Comparison of significantly expressed proteins in mouse plasma EVs over time after burn injury. Adult mice underwent a 20% total body surface area (TBSA) burn and plasma EVs were collected at early (3 days), intermediate (7 days) and late (14 days) time points after injury. Protein content was measured by LC-MS/MS. A Venn diagram in (A) summarizes the number and identity of proteins between the different time points after injury (p-value Student’s t-test, N=3 per group). (B) Heatmap showing Z-scores of protein expression between burn and sham, red shows positive Z-score > 1, and green shows negative Z-score < -1. (C) Heatmap showing Z-scores of pathways from EV proteome between burn and sham, red shows positive Z-score > 1, and green shows negative Z-score < -1. (D) Heatmap showing Z-scores of disease function from EV proteome between burn and sham, red shows positive Z-score > 1, and green shows negative Z-score < -1. White denotes no significant fold change detected.

Figure 8

Burn injury alters protein cargo of human plasma EVs 14 days after injury.

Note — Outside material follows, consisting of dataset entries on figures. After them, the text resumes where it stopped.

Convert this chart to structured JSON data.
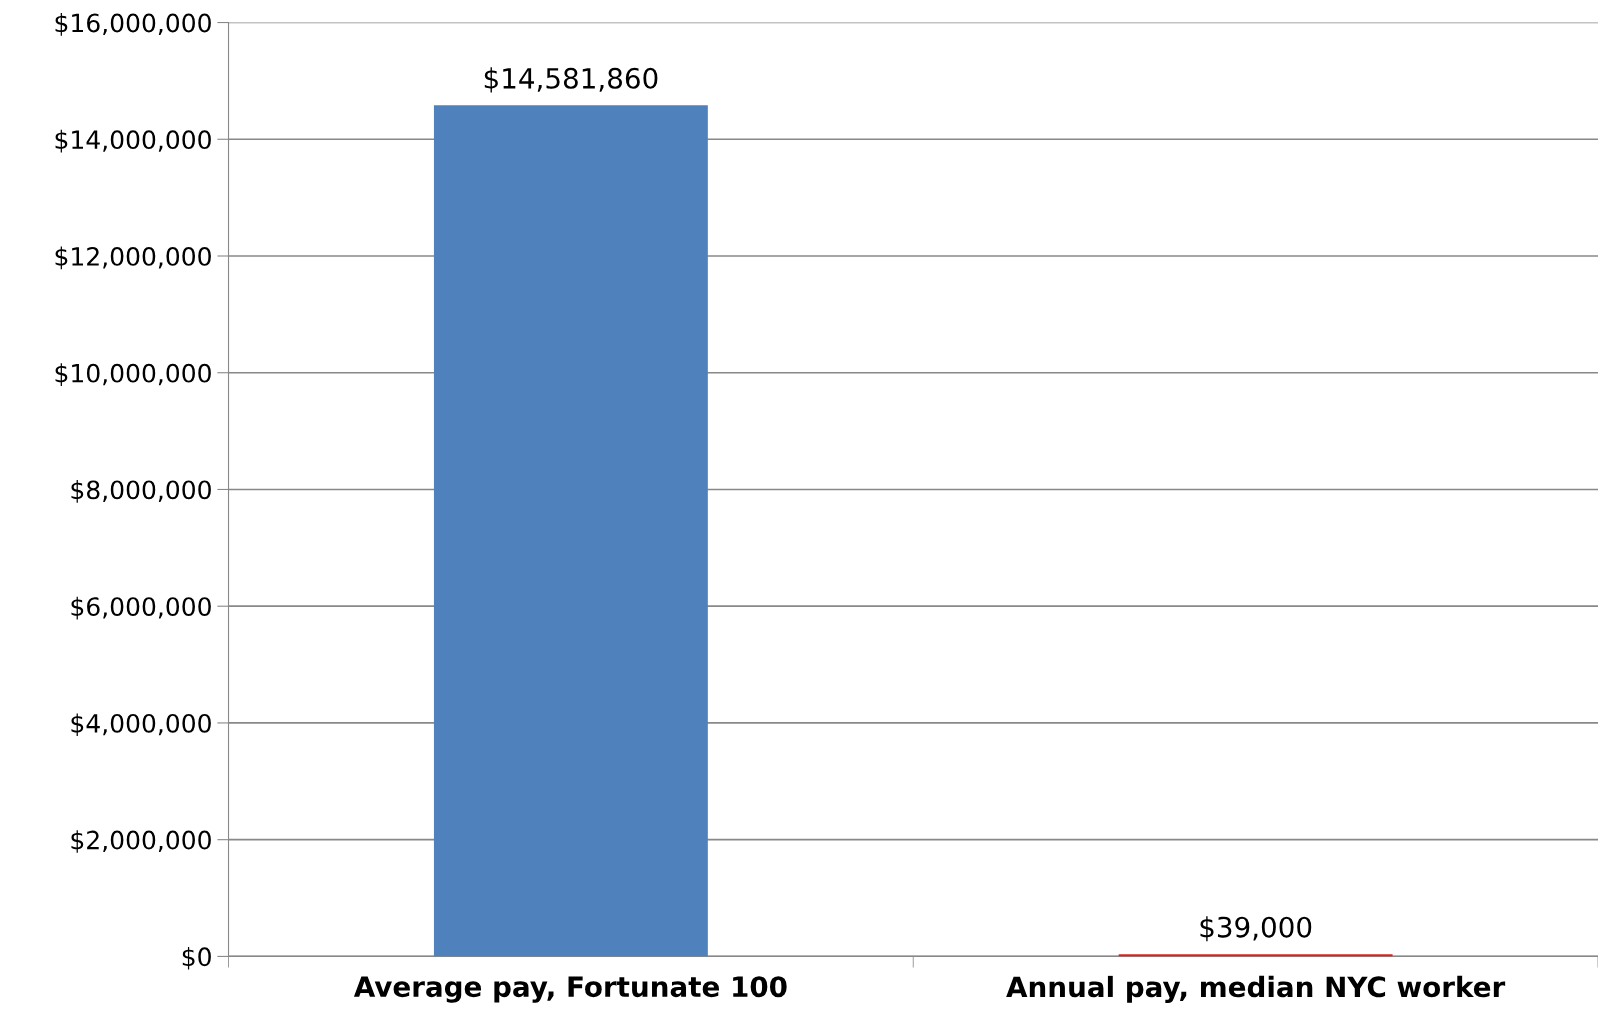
{
  "chart_data": {
    "type": "bar",
    "categories": [
      "Average pay, Fortunate 100",
      "Annual pay, median NYC worker"
    ],
    "values": [
      14581860,
      39000
    ],
    "colors": [
      "#4f81bd",
      "#e0201f"
    ],
    "value_labels": [
      "$14,581,860",
      "$39,000"
    ],
    "ylim": [
      0,
      16000000
    ],
    "yticks": [
      {
        "value": 0,
        "label": "$0"
      },
      {
        "value": 2000000,
        "label": "$2,000,000"
      },
      {
        "value": 4000000,
        "label": "$4,000,000"
      },
      {
        "value": 6000000,
        "label": "$6,000,000"
      },
      {
        "value": 8000000,
        "label": "$8,000,000"
      },
      {
        "value": 10000000,
        "label": "$10,000,000"
      },
      {
        "value": 12000000,
        "label": "$12,000,000"
      },
      {
        "value": 14000000,
        "label": "$14,000,000"
      },
      {
        "value": 16000000,
        "label": "$16,000,000"
      }
    ],
    "grid": "y",
    "legend": false
  }
}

Plasma EVs from human burn patients with severe burn injury isolated 14–20 or 3 days after admission. Protein content was measured by LC-MS/MS. (A) Differentially expressed protein peptides in late after burn (14–20 days) vs 3 days following admission (LFQ ratio, p-value Student’s t-test, N=3 per group). (B) Characteristics of proteins that are increased in burn EVs 14–20 days relative to 3 days. (C) Characteristics of proteins that are decreased in burn EVs relative to controls. Ingenuity Pathway Analysis quantified pathway Z-scores between burn at different time points past injury; (D) 3 days following injury compared to healthy, (E) 14 days following injury compared to 3 days following injury; only significantly altered (p < 0.5, n=3 per group) pathways are shown.